Is my understanding correct that in order to exploit via \"Shell Shock\", binary
ID: 659289 • Letter: I
Question
Is my understanding correct that in order to exploit via "Shell Shock", binary we influence needs to execute bash (and we need to have influence on command line)?
Therefore, am I correct, that if binary does not execute bash directly, and does not use system() system call (which uses shell for command evaluation), but, instead, calls helper programs via system calls from exec() family (or loads via dynamic loading like ld etc), than given binary is "shell shock" safe? (Of course it applies transitively, if we can influence how helper apps are calling their helper apps)

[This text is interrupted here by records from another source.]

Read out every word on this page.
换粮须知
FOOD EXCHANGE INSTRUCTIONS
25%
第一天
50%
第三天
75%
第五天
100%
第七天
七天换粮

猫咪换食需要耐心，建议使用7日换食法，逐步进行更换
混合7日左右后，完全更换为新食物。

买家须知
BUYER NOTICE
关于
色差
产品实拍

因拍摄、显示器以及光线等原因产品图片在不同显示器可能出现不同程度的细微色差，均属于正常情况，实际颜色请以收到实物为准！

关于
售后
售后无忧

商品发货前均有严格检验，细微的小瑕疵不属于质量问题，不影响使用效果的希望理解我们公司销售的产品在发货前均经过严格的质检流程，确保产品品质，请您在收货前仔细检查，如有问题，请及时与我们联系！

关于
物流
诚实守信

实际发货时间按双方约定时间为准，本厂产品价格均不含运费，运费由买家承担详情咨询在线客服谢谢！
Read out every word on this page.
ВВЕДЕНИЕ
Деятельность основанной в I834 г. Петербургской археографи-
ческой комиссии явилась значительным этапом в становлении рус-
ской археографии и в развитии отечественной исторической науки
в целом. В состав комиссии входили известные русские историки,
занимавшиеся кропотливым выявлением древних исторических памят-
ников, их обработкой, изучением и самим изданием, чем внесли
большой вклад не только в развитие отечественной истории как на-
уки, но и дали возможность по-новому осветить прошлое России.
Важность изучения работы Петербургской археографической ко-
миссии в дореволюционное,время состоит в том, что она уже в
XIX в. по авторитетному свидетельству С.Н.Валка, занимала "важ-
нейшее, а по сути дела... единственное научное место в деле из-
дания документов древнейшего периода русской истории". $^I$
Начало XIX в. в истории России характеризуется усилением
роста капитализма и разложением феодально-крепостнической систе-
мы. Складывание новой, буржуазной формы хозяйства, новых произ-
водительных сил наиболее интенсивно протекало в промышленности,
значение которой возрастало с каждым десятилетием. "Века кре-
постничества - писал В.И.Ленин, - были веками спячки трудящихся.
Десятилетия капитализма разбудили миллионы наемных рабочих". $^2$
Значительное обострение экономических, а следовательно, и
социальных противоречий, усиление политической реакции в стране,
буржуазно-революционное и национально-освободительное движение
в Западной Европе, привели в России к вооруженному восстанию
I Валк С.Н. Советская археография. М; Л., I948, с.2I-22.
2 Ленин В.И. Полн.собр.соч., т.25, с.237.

And if system exposes only such binaries to inputs from external world, that given system is "shell shock" safe ? (Therefore, checking for lack of system() calls and exec() calls of bash is good audit evaluation criteria?)
Explanation / Answer
Wrong on both counts.
In order to exploit the "shellshock" vulnerability, an attacker needs to control at least one environment variable (easy to do through CGI, SSH, or DHCP), and bash needs to be invoked at some point with the modified environment: directly as the result of an exec(), indirectly through system() or equivalent, highly indirectly through exec() of a helper app that in turn calls system(), and so on.
bash doesn't need to be invoked by name, either. On many systems, /bin/sh is a symbolic or hard link to /bin/bash, so running any script that starts with #!/bin/sh will result in bash being run.